Straordinaria impresa di Massimo Camozzi, quarantasette anni da Selvino, una quotidianità tra le quattro mura della sua ferramenta e un grande sogno chiamato maratona che bussa alla porta di tanto in tanto: si è classificato primo italiano e terzo assoluto nella 100 km del Sahara.

Questa storia la si può raccontare in tanti diversi modi. C'è l'approccio aulico, a descrivere quell'immensa distesa di sabbia che inghiotte l'orizzonte, le stelle che illuminano la notte e la corsa degli uomini di acciaio che scivolano via sulla sabbia sfidando i propri stessi limiti.

C'è l'approccio comico, in stile barzelletta: «Un selvinese va nel Sahara e trova la neve», partirebbe più o meno così e non è detto che le risate andrebbero di pari passo con la banalità. C'è poi l'approccio analitico, che illustra l'ottimo terzo posto di un bergamasco nella 100 km del Sahara, svoltasi lo scorsa settimana nel deserto tunisino.

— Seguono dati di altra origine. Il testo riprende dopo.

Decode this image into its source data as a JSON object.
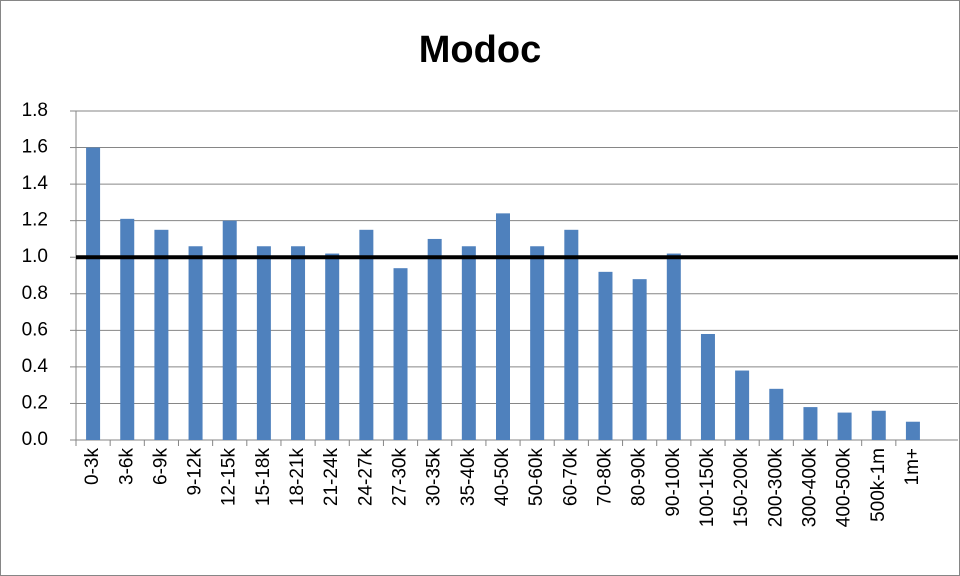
{
  "chart_data": {
    "type": "bar",
    "title": "Modoc",
    "categories": [
      "0-3k",
      "3-6k",
      "6-9k",
      "9-12k",
      "12-15k",
      "15-18k",
      "18-21k",
      "21-24k",
      "24-27k",
      "27-30k",
      "30-35k",
      "35-40k",
      "40-50k",
      "50-60k",
      "60-70k",
      "70-80k",
      "80-90k",
      "90-100k",
      "100-150k",
      "150-200k",
      "200-300k",
      "300-400k",
      "400-500k",
      "500k-1m",
      "1m+"
    ],
    "values": [
      1.6,
      1.21,
      1.15,
      1.06,
      1.2,
      1.06,
      1.06,
      1.02,
      1.15,
      0.94,
      1.1,
      1.06,
      1.24,
      1.06,
      1.15,
      0.92,
      0.88,
      1.02,
      0.58,
      0.38,
      0.28,
      0.18,
      0.15,
      0.16,
      0.1
    ],
    "color": "#4f81bd",
    "reference_line": 1,
    "ylim": [
      0,
      1.8
    ],
    "yticks": [
      {
        "value": 0,
        "label": "0.0"
      },
      0.2,
      0.4,
      0.6,
      0.8,
      {
        "value": 1,
        "label": "1.0"
      },
      1.2,
      1.4,
      1.6,
      1.8
    ],
    "grid": true
  }
}
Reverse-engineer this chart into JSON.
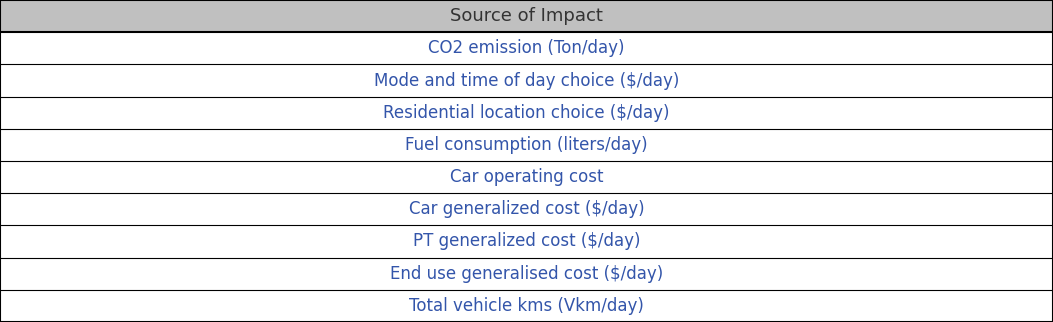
{
  "header": "Source of Impact",
  "rows": [
    "CO2 emission (Ton/day)",
    "Mode and time of day choice ($/day)",
    "Residential location choice ($/day)",
    "Fuel consumption (liters/day)",
    "Car operating cost",
    "Car generalized cost ($/day)",
    "PT generalized cost ($/day)",
    "End use generalised cost ($/day)",
    "Total vehicle kms (Vkm/day)"
  ],
  "header_bg_color": "#C0C0C0",
  "header_text_color": "#333333",
  "row_text_color": "#3355AA",
  "bg_color": "#FFFFFF",
  "border_color": "#000000",
  "header_fontsize": 13,
  "row_fontsize": 12,
  "figsize": [
    10.53,
    3.22
  ],
  "dpi": 100,
  "lw_thick": 1.5,
  "lw_thin": 0.8
}
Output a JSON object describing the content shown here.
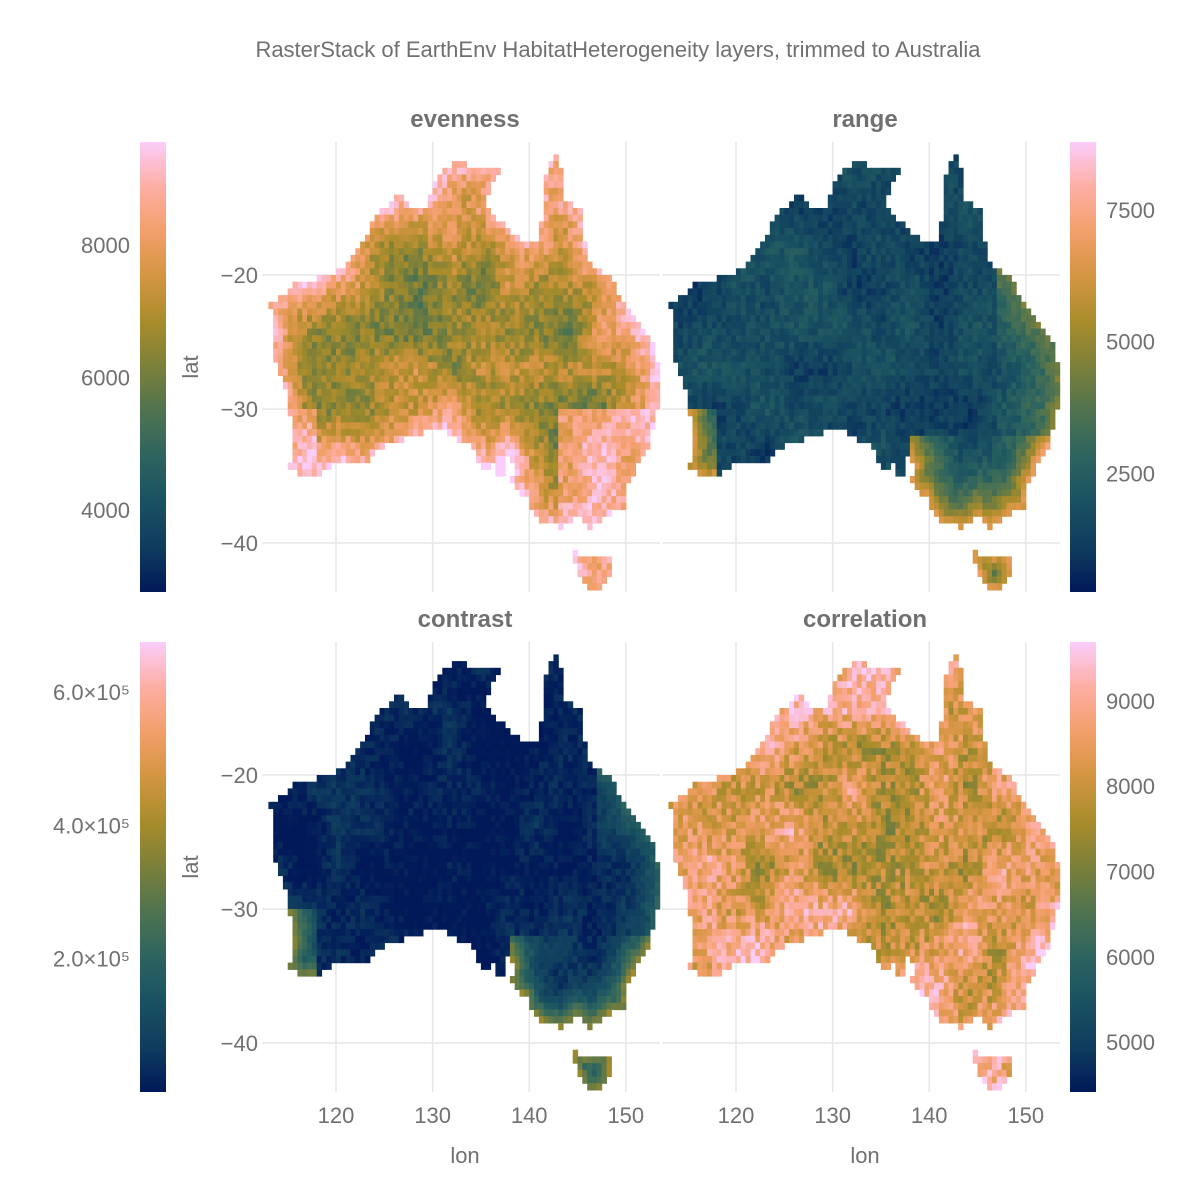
{
  "chart_data": {
    "type": "heatmap",
    "title": "RasterStack of EarthEnv HabitatHeterogeneity layers, trimmed to Australia",
    "colormap": "batlow",
    "colormap_stops": [
      "#011959",
      "#0f3d5e",
      "#1a5161",
      "#2c6460",
      "#4f7350",
      "#7b803a",
      "#a88c2b",
      "#d39540",
      "#f29f6a",
      "#fdaea3",
      "#facdfa"
    ],
    "xlabel": "lon",
    "ylabel": "lat",
    "xlim": [
      113.2,
      153.6
    ],
    "ylim": [
      -43.6,
      -10.1
    ],
    "xticks": [
      120,
      130,
      140,
      150
    ],
    "xtick_labels": [
      "120",
      "130",
      "140",
      "150"
    ],
    "yticks": [
      -20,
      -30,
      -40
    ],
    "ytick_labels": [
      "−20",
      "−30",
      "−40"
    ],
    "grid": true,
    "panels": [
      {
        "name": "evenness",
        "colorbar_side": "left",
        "clim": [
          2760,
          9560
        ],
        "cbar_ticks": [
          4000,
          6000,
          8000
        ],
        "cbar_tick_labels": [
          "4000",
          "6000",
          "8000"
        ],
        "coast_value": 9000,
        "interior_value": 6300,
        "noise": 900,
        "seed": 1
      },
      {
        "name": "range",
        "colorbar_side": "right",
        "clim": [
          250,
          8790
        ],
        "cbar_ticks": [
          2500,
          5000,
          7500
        ],
        "cbar_tick_labels": [
          "2500",
          "5000",
          "7500"
        ],
        "coast_value": 7000,
        "interior_value": 1500,
        "noise": 700,
        "seed": 2
      },
      {
        "name": "contrast",
        "colorbar_side": "left",
        "clim": [
          0,
          675000
        ],
        "cbar_ticks": [
          200000,
          400000,
          600000
        ],
        "cbar_tick_labels": [
          "2.0×10⁵",
          "4.0×10⁵",
          "6.0×10⁵"
        ],
        "coast_value": 380000,
        "interior_value": 15000,
        "noise": 40000,
        "seed": 3
      },
      {
        "name": "correlation",
        "colorbar_side": "right",
        "clim": [
          4415,
          9690
        ],
        "cbar_ticks": [
          5000,
          6000,
          7000,
          8000,
          9000
        ],
        "cbar_tick_labels": [
          "5000",
          "6000",
          "7000",
          "8000",
          "9000"
        ],
        "coast_value": 8600,
        "interior_value": 7600,
        "noise": 900,
        "seed": 4
      }
    ]
  }
}
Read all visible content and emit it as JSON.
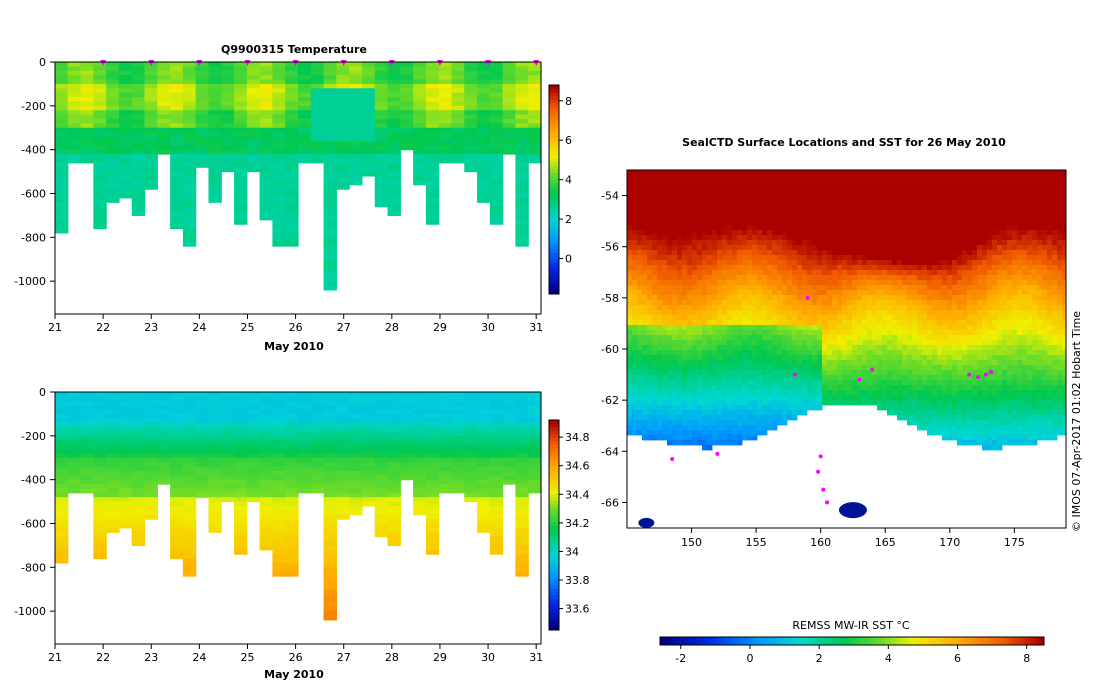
{
  "chart_data": [
    {
      "type": "heatmap",
      "title": "Q9900315  Temperature",
      "xlabel": "May 2010",
      "ylabel": "",
      "x_ticks": [
        "21",
        "22",
        "23",
        "24",
        "25",
        "26",
        "27",
        "28",
        "29",
        "30",
        "31"
      ],
      "y_ticks": [
        "0",
        "-200",
        "-400",
        "-600",
        "-800",
        "-1000"
      ],
      "xlim": [
        21,
        31.1
      ],
      "ylim": [
        -1150,
        0
      ],
      "profile_max_depths": [
        780,
        450,
        460,
        750,
        630,
        620,
        690,
        570,
        420,
        750,
        830,
        480,
        640,
        500,
        730,
        490,
        720,
        840,
        840,
        450,
        450,
        1040,
        580,
        550,
        510,
        650,
        700,
        400,
        560,
        730,
        460,
        460,
        500,
        630,
        730,
        420,
        840,
        460
      ],
      "cast_markers_day": [
        22,
        23,
        24,
        25,
        26,
        27,
        28,
        29,
        30,
        31
      ],
      "colorbar": {
        "label": "",
        "ticks": [
          "0",
          "2",
          "4",
          "6",
          "8"
        ],
        "range": [
          -1.8,
          8.8
        ]
      }
    },
    {
      "type": "heatmap",
      "title": "",
      "xlabel": "May 2010",
      "ylabel": "",
      "x_ticks": [
        "21",
        "22",
        "23",
        "24",
        "25",
        "26",
        "27",
        "28",
        "29",
        "30",
        "31"
      ],
      "y_ticks": [
        "0",
        "-200",
        "-400",
        "-600",
        "-800",
        "-1000"
      ],
      "xlim": [
        21,
        31.1
      ],
      "ylim": [
        -1150,
        0
      ],
      "profile_max_depths": [
        780,
        450,
        460,
        750,
        630,
        620,
        690,
        570,
        420,
        750,
        830,
        480,
        640,
        500,
        730,
        490,
        720,
        840,
        840,
        450,
        450,
        1040,
        580,
        550,
        510,
        650,
        700,
        400,
        560,
        730,
        460,
        460,
        500,
        630,
        730,
        420,
        840,
        460
      ],
      "colorbar": {
        "label": "",
        "ticks": [
          "33.6",
          "33.8",
          "34",
          "34.2",
          "34.4",
          "34.6",
          "34.8"
        ],
        "range": [
          33.45,
          34.92
        ]
      }
    },
    {
      "type": "heatmap",
      "title": "SealCTD Surface Locations and SST for 26 May 2010",
      "xlabel": "",
      "ylabel": "",
      "x_ticks": [
        "150",
        "155",
        "160",
        "165",
        "170",
        "175"
      ],
      "y_ticks": [
        "-54",
        "-56",
        "-58",
        "-60",
        "-62",
        "-64",
        "-66"
      ],
      "xlim": [
        145,
        179
      ],
      "ylim": [
        -67,
        -53
      ],
      "colorbar": {
        "label": "REMSS MW-IR SST °C",
        "ticks": [
          "-2",
          "0",
          "2",
          "4",
          "6",
          "8"
        ],
        "range": [
          -2.6,
          8.5
        ]
      }
    }
  ],
  "credit": "© IMOS 07-Apr-2017 01:02 Hobart Time",
  "colors": {
    "axis": "#000000",
    "marker": "#ff00ff",
    "land": "#ffffff"
  }
}
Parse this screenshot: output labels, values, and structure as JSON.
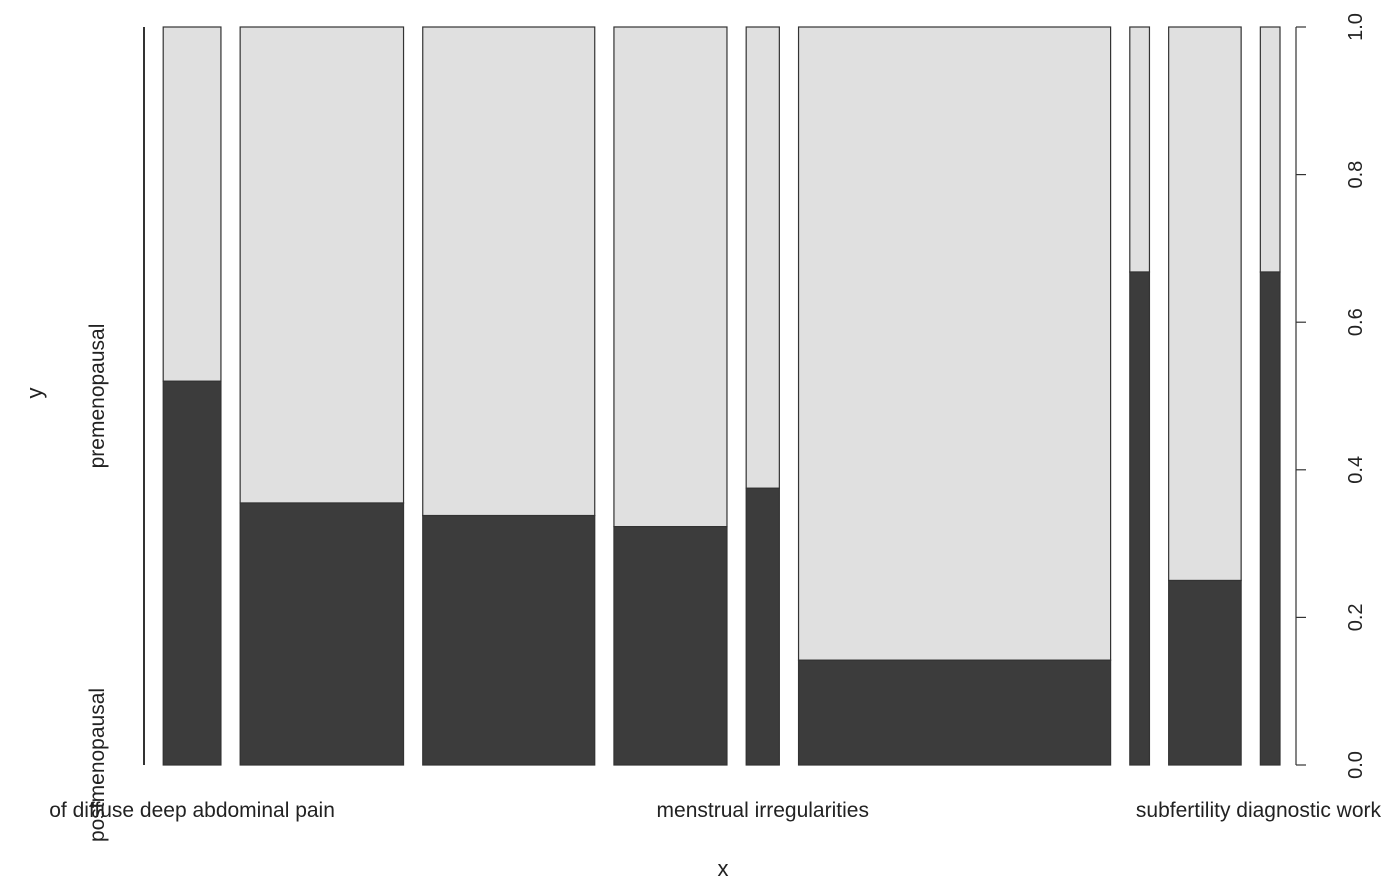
{
  "chart_data": {
    "type": "spineplot",
    "xlabel": "x",
    "ylabel": "y",
    "ylim": [
      0,
      1
    ],
    "y_ticks": [
      "0.0",
      "0.2",
      "0.4",
      "0.6",
      "0.8",
      "1.0"
    ],
    "y_categories": [
      "postmenopausal",
      "premenopausal"
    ],
    "x_tick_labels": [
      "of diffuse deep abdominal pain",
      "menstrual irregularities",
      "subfertility diagnostic workup"
    ],
    "x_tick_label_columns": [
      1,
      5,
      9
    ],
    "columns": [
      {
        "share": 0.0,
        "postmenopausal": 0.0
      },
      {
        "share": 0.047,
        "postmenopausal": 0.52
      },
      {
        "share": 0.133,
        "postmenopausal": 0.355
      },
      {
        "share": 0.14,
        "postmenopausal": 0.338
      },
      {
        "share": 0.092,
        "postmenopausal": 0.323
      },
      {
        "share": 0.027,
        "postmenopausal": 0.375
      },
      {
        "share": 0.254,
        "postmenopausal": 0.142
      },
      {
        "share": 0.016,
        "postmenopausal": 0.668
      },
      {
        "share": 0.059,
        "postmenopausal": 0.25
      },
      {
        "share": 0.016,
        "postmenopausal": 0.668
      }
    ],
    "colors": {
      "postmenopausal": "#3c3c3c",
      "premenopausal": "#e0e0e0",
      "border": "#333333"
    }
  }
}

Ribaltato in un modo o nell'altro, il racconto manterrebbe immutato il suo significato, ovvero la straordinaria impresa di Massimo Camozzi, quarantasette anni da Selvino, una quotidianità tra le quattro mura della sua ferramenta e un grande sogno chiamato maratona che bussa alla porta di tanto in tanto.

Roma, Amsterdam, Budapest, Praga, prossimamente Edimburgo, persino la mitica corsa di New York nel suo curriculum di amatore, ma non certo di ultimo arrivato. L'idea che da qualche tempo si faceva largo nella sua testa era quella di andare oltre, tentare qualcosa di diverso, come la grande sfida del deserto: lui e l'inseparabile amico Angelo Razzetti ne parlavano da anni e finalmente il progetto avrebbe assunto i contorni della realtà negli ultimi mesi, con l'iscrizione alla 100 km del Sahara.

Una maratona, anzi di più: innanzitutto per il format, che associa ai 42 km classici, altri tre giorni di gare sotto il sole dell'Africa, in secondo luogo per lo scenario, assai più esotico rispetto alle consuete scenografie metropolitane. Prima dell'aspetto sportivo, dunque, conviene soffermarsi sul contorno: «Dopo un'esperienza del genere, il deserto lo si ama o lo si odia: o lo vivi come un ricordo nefasto, oppure non vedi l'ora di tornarci. Io me ne sono innamorato».